The program starts at 9:30 a.m. at the Western Nebraska Veterans Home in Scottsbluff and is open to the public. Six World War II veterans and a Korean veteran are scheduled to speak.
One of those veterans from World War II is Alexander Kukas, known to his friends as Al. He was only 17 on Dec. 7, 1941, but he remembers the day well.
Kukas was living on the family farm northeast of Scottsbluff near Tubbs Springs. That particular day he was helping his neighbors beat back a brush fire.
“We spent the entire day trying to put the fire out with wet gunny sacks,” Kukas said. “Once we got it under control, I headed home for a shower because I wanted to attend a dance that evening at the VFW.”

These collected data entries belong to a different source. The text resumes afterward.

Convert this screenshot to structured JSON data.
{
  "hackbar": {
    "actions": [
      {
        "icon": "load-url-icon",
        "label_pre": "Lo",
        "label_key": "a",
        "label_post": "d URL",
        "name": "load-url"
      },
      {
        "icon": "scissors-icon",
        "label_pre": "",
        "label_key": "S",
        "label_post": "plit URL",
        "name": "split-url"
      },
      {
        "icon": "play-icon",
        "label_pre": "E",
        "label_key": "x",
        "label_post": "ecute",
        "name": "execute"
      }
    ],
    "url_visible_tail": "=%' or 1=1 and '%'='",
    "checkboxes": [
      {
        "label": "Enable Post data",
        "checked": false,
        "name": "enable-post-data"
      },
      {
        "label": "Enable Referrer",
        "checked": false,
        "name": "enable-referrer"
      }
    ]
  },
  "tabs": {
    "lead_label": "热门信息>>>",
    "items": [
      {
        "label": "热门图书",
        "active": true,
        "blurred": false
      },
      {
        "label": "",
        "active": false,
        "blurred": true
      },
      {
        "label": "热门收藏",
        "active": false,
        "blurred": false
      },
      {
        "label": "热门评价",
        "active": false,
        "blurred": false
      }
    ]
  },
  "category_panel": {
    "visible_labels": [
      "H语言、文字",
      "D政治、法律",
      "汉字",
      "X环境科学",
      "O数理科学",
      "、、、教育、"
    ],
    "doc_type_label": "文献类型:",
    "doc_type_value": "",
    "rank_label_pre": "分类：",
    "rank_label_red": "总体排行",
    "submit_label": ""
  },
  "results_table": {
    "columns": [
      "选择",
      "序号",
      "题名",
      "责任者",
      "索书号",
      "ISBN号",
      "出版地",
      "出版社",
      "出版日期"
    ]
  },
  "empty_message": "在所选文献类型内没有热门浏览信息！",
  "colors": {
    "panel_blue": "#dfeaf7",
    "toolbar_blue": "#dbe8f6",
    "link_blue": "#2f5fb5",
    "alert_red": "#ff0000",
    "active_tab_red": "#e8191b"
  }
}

It wasn’t until he got to the VFW that Kukas found out about the Japanese attack on Pearl Harbor.
Kukas is the second youngest of five brothers and his elder siblings were all in the military.
“I tried getting into the Navy but was rejected because of my eyesight,” he said. “So I spent the next summer working for a contractor in South Dakota where the military was building an ammo depot. Later that year they moved me to Scottsbluff where I helped out at the county airport.”
When he turned 18, Kukas got his notice he would soon be drafted. He went to the recruiter when he learned he could pick his branch of service if he signed up.
Still, he had to wait for his official draft notice, which came soon after he turned 19. His service lasted for 33 months, with 22 of those spent overseas.
Because he could drive a truck, Kukas signed up with the Army Corps of Engineers. At first the military sent him to cooking school, which he hated. It had nothing to do with the duties assigned to Corps of Engineers members.
But with a transfer to Wendover Field in Utah, he became a member of the 467th Bomb Group in the U.S. Army Air Corps, which was later shipped to Europe.
The biggest campaign Kukas took part in was in December 1944 — the Battle of the Bulge, the last major German offensive, which became the bloodiest battle the Americans fought during the war. By then, he was part of the 106th Infantry Division and had earned the rank of corporal.
After the German surrender, Kukas spent most of his time with a driver inspecting the sprawling stockade that housed some 45,000 German prisoners of war.
Al was later sent back to France to await repatriation. That came in November 1945 and on Dec. 2, he arrived in New York.
“I was still 21 years old, but I got a pretty good education when I was a kid,” he said.